Je rentre à mes appartements un peu plus tard que l'aube, ayant travaillé tout le reste de la journée et la nuit entière. Mes nerfs avaient été usés jusqu'à la corde, et j'avais bien eu besoin de ça pour obtenir ce voile de fatigue sur ma personne, celle qui me permettra de m'endormir pour quelques heures. Inutile de me chercher un autre lieu où m'échoir, je me doute que Lyes n'a pas ramené l'oméga dans ma chambre. Jalousie perceptible qui l'avait guidé à revenir me trouver un peu plus tôt, lèvres contre lèvres, peau contre peau, mais je l'avais une nouvelle fois chassé. J'étais lasse de toutes ces entraves que ma condition m'oblige à subir, et Lyes, involontairement, me paraissait être la personne que j'avais alors le moins envie de voir. Parce qu'il ne supporte pas l'idée que je puisse garder le loup à mes côtés s'il parvient à m'atteindre. A présent, pourtant, alors que je déboutonne ma chemise, sa présence me manque et j'hésite à l'appeler pour le faire venir, pour goûter une nouvelle fois à ses lèvres et me perdre entre ses cuisses. 

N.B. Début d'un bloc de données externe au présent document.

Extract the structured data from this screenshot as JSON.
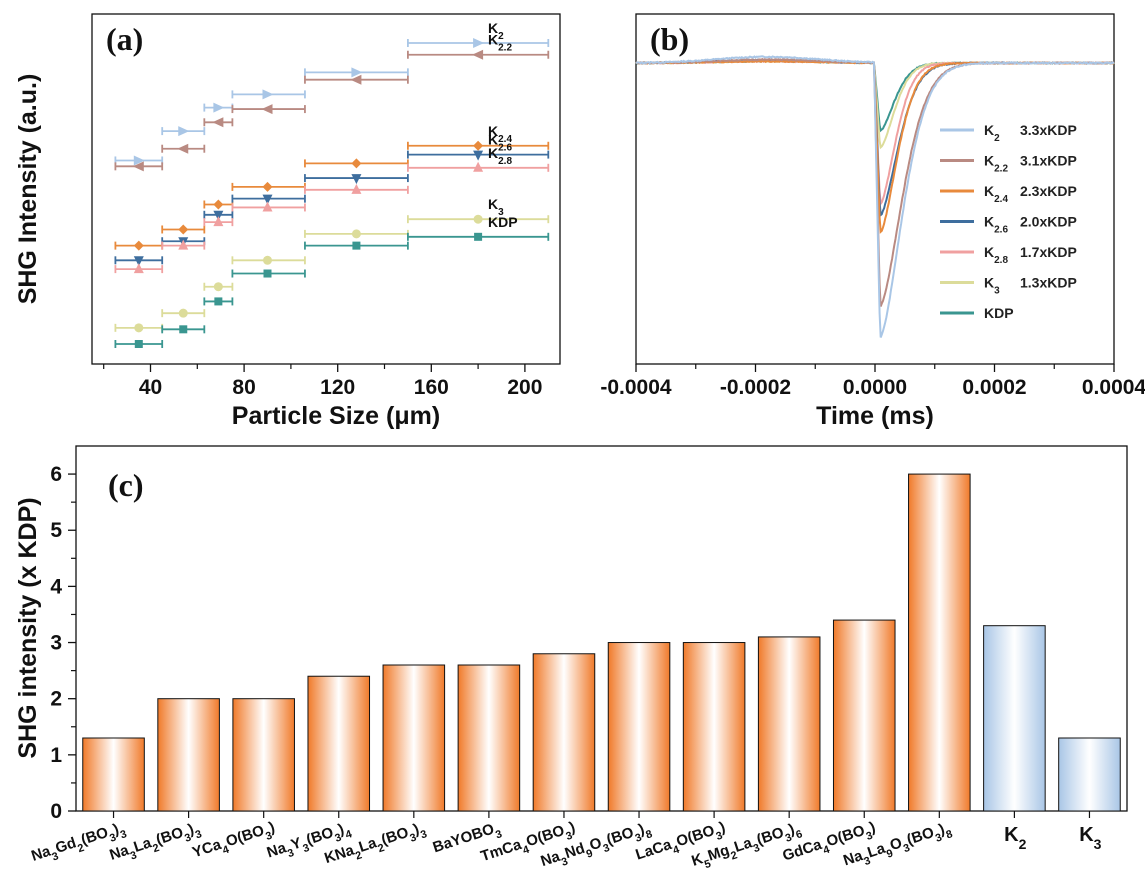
{
  "chart_data": [
    {
      "panel": "(a)",
      "type": "scatter",
      "xlabel": "Particle Size (μm)",
      "ylabel": "SHG Intensity (a.u.)",
      "xlim": [
        15,
        215
      ],
      "xticks": [
        40,
        80,
        120,
        160,
        200
      ],
      "x_centers": [
        35,
        54,
        69,
        90,
        128,
        180
      ],
      "x_ranges": [
        [
          25,
          45
        ],
        [
          45,
          63
        ],
        [
          63,
          75
        ],
        [
          75,
          106
        ],
        [
          106,
          150
        ],
        [
          150,
          210
        ]
      ],
      "series": [
        {
          "name": "K",
          "sub": "2",
          "marker": "triangle-right",
          "color": "#a9c6e6",
          "y": [
            1.4,
            1.6,
            1.76,
            1.85,
            2.0,
            2.2
          ]
        },
        {
          "name": "K",
          "sub": "2.2",
          "marker": "triangle-left",
          "color": "#b98a82",
          "y": [
            1.36,
            1.48,
            1.66,
            1.75,
            1.95,
            2.12
          ]
        },
        {
          "name": "K",
          "sub": "2.4",
          "marker": "diamond",
          "color": "#e88a3c",
          "y": [
            0.82,
            0.93,
            1.1,
            1.22,
            1.38,
            1.5
          ]
        },
        {
          "name": "K",
          "sub": "2.6",
          "marker": "triangle-down",
          "color": "#3e6e9e",
          "y": [
            0.72,
            0.85,
            1.03,
            1.14,
            1.28,
            1.44
          ]
        },
        {
          "name": "K",
          "sub": "2.8",
          "marker": "triangle-up",
          "color": "#f0a0a0",
          "y": [
            0.66,
            0.82,
            0.98,
            1.08,
            1.2,
            1.35
          ]
        },
        {
          "name": "K",
          "sub": "3",
          "marker": "circle",
          "color": "#dcdc9a",
          "y": [
            0.26,
            0.36,
            0.54,
            0.72,
            0.9,
            1.0
          ]
        },
        {
          "name": "KDP",
          "sub": "",
          "marker": "square",
          "color": "#3a9690",
          "y": [
            0.15,
            0.25,
            0.44,
            0.63,
            0.82,
            0.88
          ]
        }
      ]
    },
    {
      "panel": "(b)",
      "type": "line",
      "xlabel": "Time (ms)",
      "xlim": [
        -0.0004,
        0.0004
      ],
      "xticks": [
        -0.0004,
        -0.0002,
        0.0,
        0.0002,
        0.0004
      ],
      "xtick_labels": [
        "-0.0004",
        "-0.0002",
        "0.0000",
        "0.0002",
        "0.0004"
      ],
      "ylim": [
        0,
        1
      ],
      "series": [
        {
          "name": "K",
          "sub": "2",
          "label": "3.3xKDP",
          "color": "#a9c6e6",
          "depth": 0.97,
          "tau": 5.2e-05
        },
        {
          "name": "K",
          "sub": "2.2",
          "label": "3.1xKDP",
          "color": "#b98a82",
          "depth": 0.86,
          "tau": 5.2e-05
        },
        {
          "name": "K",
          "sub": "2.4",
          "label": "2.3xKDP",
          "color": "#e88a3c",
          "depth": 0.6,
          "tau": 4e-05
        },
        {
          "name": "K",
          "sub": "2.6",
          "label": "2.0xKDP",
          "color": "#3e6e9e",
          "depth": 0.54,
          "tau": 4.2e-05
        },
        {
          "name": "K",
          "sub": "2.8",
          "label": "1.7xKDP",
          "color": "#f0a0a0",
          "depth": 0.5,
          "tau": 3.6e-05
        },
        {
          "name": "K",
          "sub": "3",
          "label": "1.3xKDP",
          "color": "#dcdc9a",
          "depth": 0.3,
          "tau": 3.4e-05
        },
        {
          "name": "KDP",
          "sub": "",
          "label": "",
          "color": "#3a9690",
          "depth": 0.24,
          "tau": 3.4e-05
        }
      ]
    },
    {
      "panel": "(c)",
      "type": "bar",
      "ylabel": "SHG intensity (x KDP)",
      "ylim": [
        0,
        6.5
      ],
      "yticks": [
        0,
        1,
        2,
        3,
        4,
        5,
        6
      ],
      "categories": [
        {
          "parts": [
            [
              "Na",
              ""
            ],
            [
              "3",
              "sub"
            ],
            [
              "Gd",
              ""
            ],
            [
              "2",
              "sub"
            ],
            [
              "(BO",
              ""
            ],
            [
              "3",
              "sub"
            ],
            [
              ")",
              ""
            ],
            [
              "3",
              "sub"
            ]
          ]
        },
        {
          "parts": [
            [
              "Na",
              ""
            ],
            [
              "3",
              "sub"
            ],
            [
              "La",
              ""
            ],
            [
              "2",
              "sub"
            ],
            [
              "(BO",
              ""
            ],
            [
              "3",
              "sub"
            ],
            [
              ")",
              ""
            ],
            [
              "3",
              "sub"
            ]
          ]
        },
        {
          "parts": [
            [
              "YCa",
              ""
            ],
            [
              "4",
              "sub"
            ],
            [
              "O(BO",
              ""
            ],
            [
              "3",
              "sub"
            ],
            [
              ")",
              ""
            ]
          ]
        },
        {
          "parts": [
            [
              "Na",
              ""
            ],
            [
              "3",
              "sub"
            ],
            [
              "Y",
              ""
            ],
            [
              "3",
              "sub"
            ],
            [
              "(BO",
              ""
            ],
            [
              "3",
              "sub"
            ],
            [
              ")",
              ""
            ],
            [
              "4",
              "sub"
            ]
          ]
        },
        {
          "parts": [
            [
              "KNa",
              ""
            ],
            [
              "2",
              "sub"
            ],
            [
              "La",
              ""
            ],
            [
              "2",
              "sub"
            ],
            [
              "(BO",
              ""
            ],
            [
              "3",
              "sub"
            ],
            [
              ")",
              ""
            ],
            [
              "3",
              "sub"
            ]
          ]
        },
        {
          "parts": [
            [
              "BaYOBO",
              ""
            ],
            [
              "3",
              "sub"
            ]
          ]
        },
        {
          "parts": [
            [
              "TmCa",
              ""
            ],
            [
              "4",
              "sub"
            ],
            [
              "O(BO",
              ""
            ],
            [
              "3",
              "sub"
            ],
            [
              ")",
              ""
            ]
          ]
        },
        {
          "parts": [
            [
              "Na",
              ""
            ],
            [
              "3",
              "sub"
            ],
            [
              "Nd",
              ""
            ],
            [
              "9",
              "sub"
            ],
            [
              "O",
              ""
            ],
            [
              "3",
              "sub"
            ],
            [
              "(BO",
              ""
            ],
            [
              "3",
              "sub"
            ],
            [
              ")",
              ""
            ],
            [
              "8",
              "sub"
            ]
          ]
        },
        {
          "parts": [
            [
              "LaCa",
              ""
            ],
            [
              "4",
              "sub"
            ],
            [
              "O(BO",
              ""
            ],
            [
              "3",
              "sub"
            ],
            [
              ")",
              ""
            ]
          ]
        },
        {
          "parts": [
            [
              "K",
              ""
            ],
            [
              "5",
              "sub"
            ],
            [
              "Mg",
              ""
            ],
            [
              "2",
              "sub"
            ],
            [
              "La",
              ""
            ],
            [
              "3",
              "sub"
            ],
            [
              "(BO",
              ""
            ],
            [
              "3",
              "sub"
            ],
            [
              ")",
              ""
            ],
            [
              "6",
              "sub"
            ]
          ]
        },
        {
          "parts": [
            [
              "GdCa",
              ""
            ],
            [
              "4",
              "sub"
            ],
            [
              "O(BO",
              ""
            ],
            [
              "3",
              "sub"
            ],
            [
              ")",
              ""
            ]
          ]
        },
        {
          "parts": [
            [
              "Na",
              ""
            ],
            [
              "3",
              "sub"
            ],
            [
              "La",
              ""
            ],
            [
              "9",
              "sub"
            ],
            [
              "O",
              ""
            ],
            [
              "3",
              "sub"
            ],
            [
              "(BO",
              ""
            ],
            [
              "3",
              "sub"
            ],
            [
              ")",
              ""
            ],
            [
              "8",
              "sub"
            ]
          ]
        },
        {
          "parts": [
            [
              "K",
              ""
            ],
            [
              "2",
              "sub"
            ]
          ],
          "big": true
        },
        {
          "parts": [
            [
              "K",
              ""
            ],
            [
              "3",
              "sub"
            ]
          ],
          "big": true
        }
      ],
      "values": [
        1.3,
        2.0,
        2.0,
        2.4,
        2.6,
        2.6,
        2.8,
        3.0,
        3.0,
        3.1,
        3.4,
        6.0,
        3.3,
        1.3
      ],
      "bar_colors": [
        "#f07a2a",
        "#f07a2a",
        "#f07a2a",
        "#f07a2a",
        "#f07a2a",
        "#f07a2a",
        "#f07a2a",
        "#f07a2a",
        "#f07a2a",
        "#f07a2a",
        "#f07a2a",
        "#f07a2a",
        "#a9c6e6",
        "#a9c6e6"
      ]
    }
  ]
}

En toute honnêteté, je tiens à lui, il est ma lueur dans cette obscurité, même si elle perd peu à peu en substance à mesure que le temps passe, qu'Altaïr nous a quitté, et que les devoirs m'oppressent pour le bien des miens. Un soupir m'échappe, alors que je perçois encore la fragrance du petit loup qui flotte dans l'air. La pièce a été nettoyée, les draps ont été changés. Wail, très certainement. Mon majordome est loyal et efficace, d'autant plus parce qu'il a toujours pu récupérer les miettes qui m'étaient inutiles. C'est mon frère qui l'a créé, et avant d'être à mes côtés, il était déjà aux siens, déjà à récupérer ses miettes une fois qu'Altaïr se lassait. Il n'a jamais été bien difficile, une chair reste une chair. Parfois, j'aimerais être moins compliqué, moins noyé par ce désir qui a besoin de naître autre part qu'à mon entrejambe avant d'y exister. Ma famille en serait également heureuse, ma lignée aussi. Tous craignent que je perde stupidement la vie avant de leur permettre de survivre un peu plus longtemps. 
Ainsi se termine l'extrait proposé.